Openbaring 12:7–11; Mozes 4:3

De rol van Jehova bij de oorlog in de hemel

Zet het woord oorlog op het bord en vraag de cursisten welk beeld ze bij een oorlog hebben. Laat ze vervolgens naar Openbaring 12:7, 9 kijken en aangeven om welke oorlog het hier gaat (de oorlog in de hemel). Vraag de cursisten wat ze van die oorlog af weten.
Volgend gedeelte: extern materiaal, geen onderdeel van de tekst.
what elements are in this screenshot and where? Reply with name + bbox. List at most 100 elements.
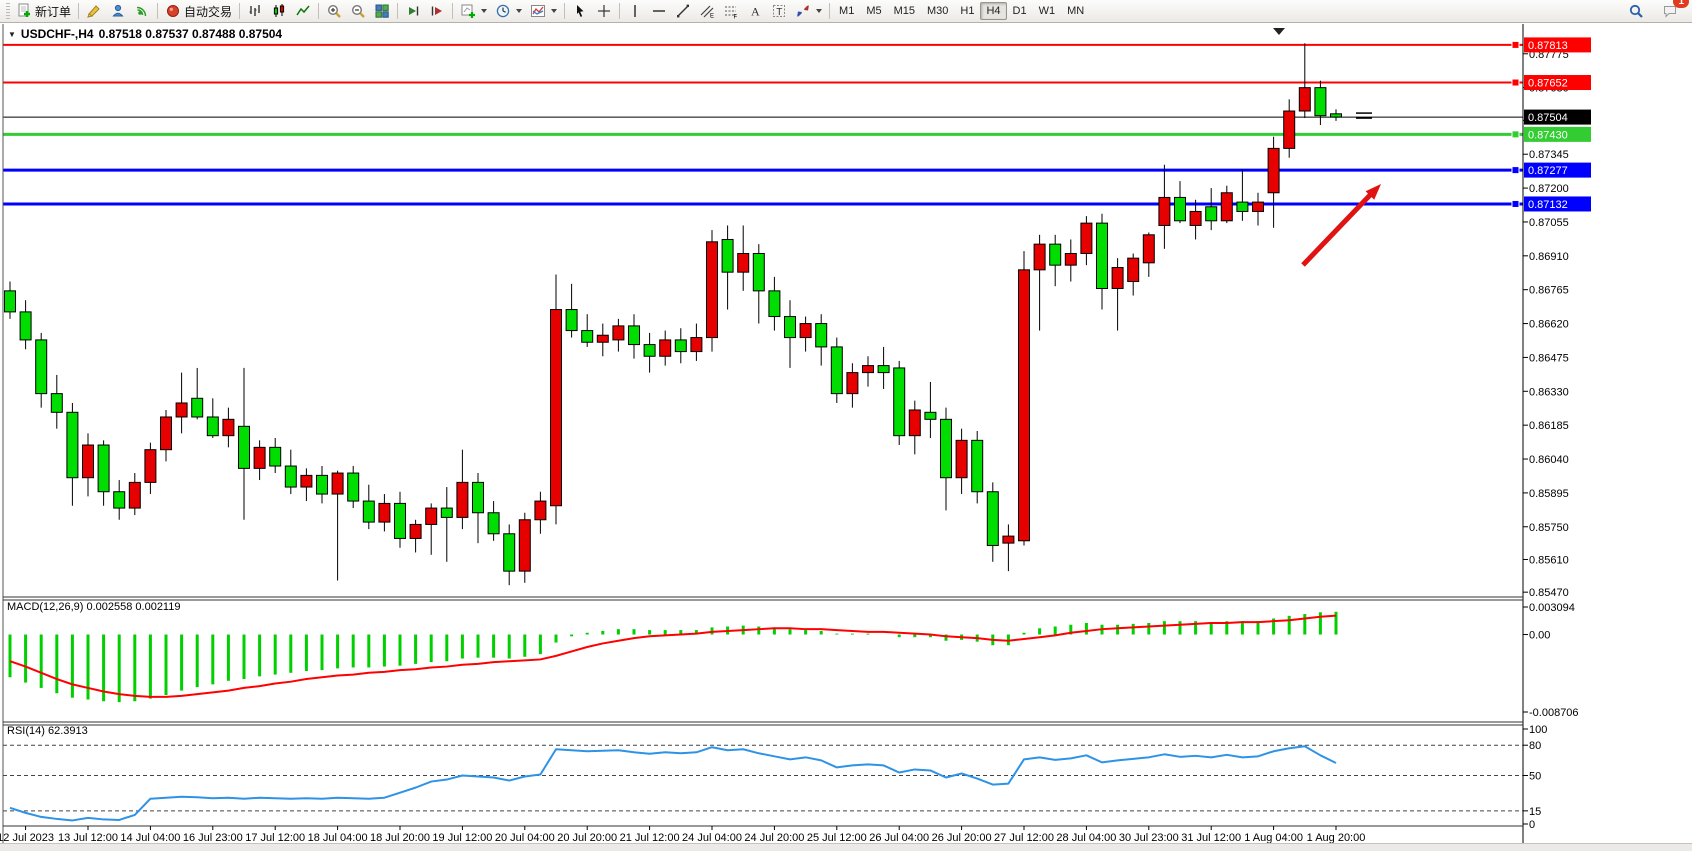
price-tag-0.87277 <box>1524 162 1591 178</box>
candle-82 <box>1283 110 1296 149</box>
toolbar-separator <box>564 3 566 19</box>
svg-text:0.85610: 0.85610 <box>1529 554 1569 566</box>
toolbar-notifications-button[interactable]: 1 <box>1658 0 1689 22</box>
candle-14 <box>222 418 235 437</box>
candle-62 <box>971 439 984 493</box>
chart-line-icon <box>296 5 310 16</box>
candle-5 <box>82 444 94 479</box>
svg-text:0.87200: 0.87200 <box>1529 183 1569 195</box>
toolbar-signals-button[interactable] <box>130 0 154 22</box>
timeframe-m15-button[interactable]: M15 <box>893 5 915 17</box>
toolbar-autotrading-label: 自动交易 <box>184 4 233 19</box>
toolbar-crosshair-button[interactable] <box>592 0 616 22</box>
candle-76 <box>1189 210 1202 226</box>
indicators-icon <box>531 5 546 17</box>
toolbar-arrows-button[interactable] <box>791 0 826 22</box>
toolbar-text-label-button[interactable]: T <box>767 0 791 22</box>
chart-menu-icon[interactable]: ▼ <box>8 29 16 39</box>
candle-33 <box>518 519 531 572</box>
svg-text:F: F <box>734 15 738 20</box>
svg-text:80: 80 <box>1529 740 1541 752</box>
candle-50 <box>784 316 796 339</box>
candle-63 <box>986 491 999 546</box>
candle-37 <box>581 330 594 343</box>
candle-22 <box>347 472 360 502</box>
toolbar-text-button[interactable]: A <box>743 0 767 22</box>
candle-25 <box>394 502 406 539</box>
toolbar-vertical-line-button[interactable] <box>623 0 647 22</box>
candle-40 <box>628 325 640 346</box>
toolbar-search-button[interactable] <box>1624 0 1648 22</box>
candle-49 <box>768 290 781 318</box>
toolbar-horizontal-line-button[interactable] <box>647 0 671 22</box>
candle-29 <box>456 481 469 518</box>
toolbar-new-chart-button[interactable] <box>456 0 491 22</box>
timeframe-h1-button[interactable]: H1 <box>960 5 975 17</box>
candle-15 <box>238 425 250 469</box>
toolbar-zoom-out-button[interactable] <box>346 0 370 22</box>
svg-text:A: A <box>751 5 760 19</box>
arrows-dropdown-caret <box>816 9 823 13</box>
toolbar-fibonacci-button[interactable]: F <box>719 0 743 22</box>
candle-44 <box>690 337 703 353</box>
candle-36 <box>565 309 578 332</box>
candle-3 <box>50 393 63 413</box>
candle-80 <box>1252 201 1264 212</box>
toolbar-equidistant-channel-button[interactable]: E <box>695 0 719 22</box>
candle-70 <box>1096 222 1108 290</box>
candle-21 <box>331 472 344 495</box>
toolbar-cursor-button[interactable] <box>568 0 592 22</box>
svg-text:24 Jul 20:00: 24 Jul 20:00 <box>744 832 804 844</box>
candle-65 <box>1018 269 1030 542</box>
timeframe-m1-button[interactable]: M1 <box>839 5 855 17</box>
toolbar-periods-button[interactable] <box>491 0 526 22</box>
toolbar-profile-button[interactable] <box>106 0 130 22</box>
svg-text:18 Jul 20:00: 18 Jul 20:00 <box>370 832 430 844</box>
zoom-in-icon <box>328 4 341 18</box>
toolbar-zoom-in-button[interactable] <box>322 0 346 22</box>
candle-28 <box>440 507 453 518</box>
toolbar-tile-windows-button[interactable] <box>370 0 394 22</box>
toolbar-chart-bars-button[interactable] <box>243 0 267 22</box>
candle-56 <box>877 365 890 374</box>
candle-60 <box>940 418 952 479</box>
horizontal-line-icon <box>653 10 666 12</box>
trend-arrow-annotation[interactable] <box>1301 184 1381 267</box>
macd-panel: 0.003094 0.00 -0.008706 <box>8 602 1579 719</box>
timeframe-mn-button[interactable]: MN <box>1067 5 1085 17</box>
toolbar-indicators-button[interactable] <box>526 0 561 22</box>
toolbar-highlighter-button[interactable] <box>82 0 106 22</box>
timeframe-m30-button[interactable]: M30 <box>927 5 949 17</box>
timeframe-d1-button[interactable]: D1 <box>1012 5 1027 17</box>
toolbar-chart-shift-button[interactable] <box>425 0 449 22</box>
svg-text:1 Aug 20:00: 1 Aug 20:00 <box>1307 832 1366 844</box>
candle-11 <box>175 402 188 418</box>
candle-2 <box>35 339 48 395</box>
candle-1 <box>19 311 32 341</box>
toolbar-chart-candles-button[interactable] <box>267 0 291 22</box>
periods-dropdown-caret <box>516 9 523 13</box>
new-chart-icon <box>461 4 476 18</box>
timeframe-h4-button[interactable]: H4 <box>980 2 1007 20</box>
candle-24 <box>378 502 391 523</box>
svg-text:0.87132: 0.87132 <box>1528 199 1568 211</box>
candle-51 <box>799 323 812 339</box>
candle-42 <box>659 339 672 357</box>
candle-77 <box>1205 206 1218 222</box>
timeframe-w1-button[interactable]: W1 <box>1038 5 1056 17</box>
candle-66 <box>1033 243 1046 271</box>
svg-text:13 Jul 12:00: 13 Jul 12:00 <box>58 832 118 844</box>
timeframe-m5-button[interactable]: M5 <box>866 5 882 17</box>
candle-81 <box>1267 147 1280 194</box>
toolbar-chart-line-button[interactable] <box>291 0 315 22</box>
candle-57 <box>893 367 906 437</box>
toolbar-auto-scroll-button[interactable] <box>401 0 425 22</box>
svg-text:0.87055: 0.87055 <box>1529 217 1569 229</box>
trendline-icon <box>677 4 690 18</box>
toolbar-trendline-button[interactable] <box>671 0 695 22</box>
toolbar-autotrading-button[interactable]: 自动交易 <box>161 0 236 22</box>
candle-45 <box>706 241 718 339</box>
fibonacci-icon: F <box>725 6 738 20</box>
toolbar-new-order-button[interactable]: 新订单 <box>12 0 75 22</box>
Laat het volgende citaat van ouderling Bruce R. McConkie (1915–1985) van het Quorum der Twaalf Apostelen zien en door een cursist voorlezen:

Ouderling Bruce R. McConkie

‘Wat voor soort oorlog [was de oorlog in de hemel]? Dezelfde soort die op aarde woedt; de enige soort die Satan en geestelijke wezens kunnen voeren — een woordenstrijd, botsende meningen, conflicterende ideologieën; een oorlog tussen waarheid en dwaling.’ (Doctrinal New Testament Commentary 3 delen [1965–1973], 3:518).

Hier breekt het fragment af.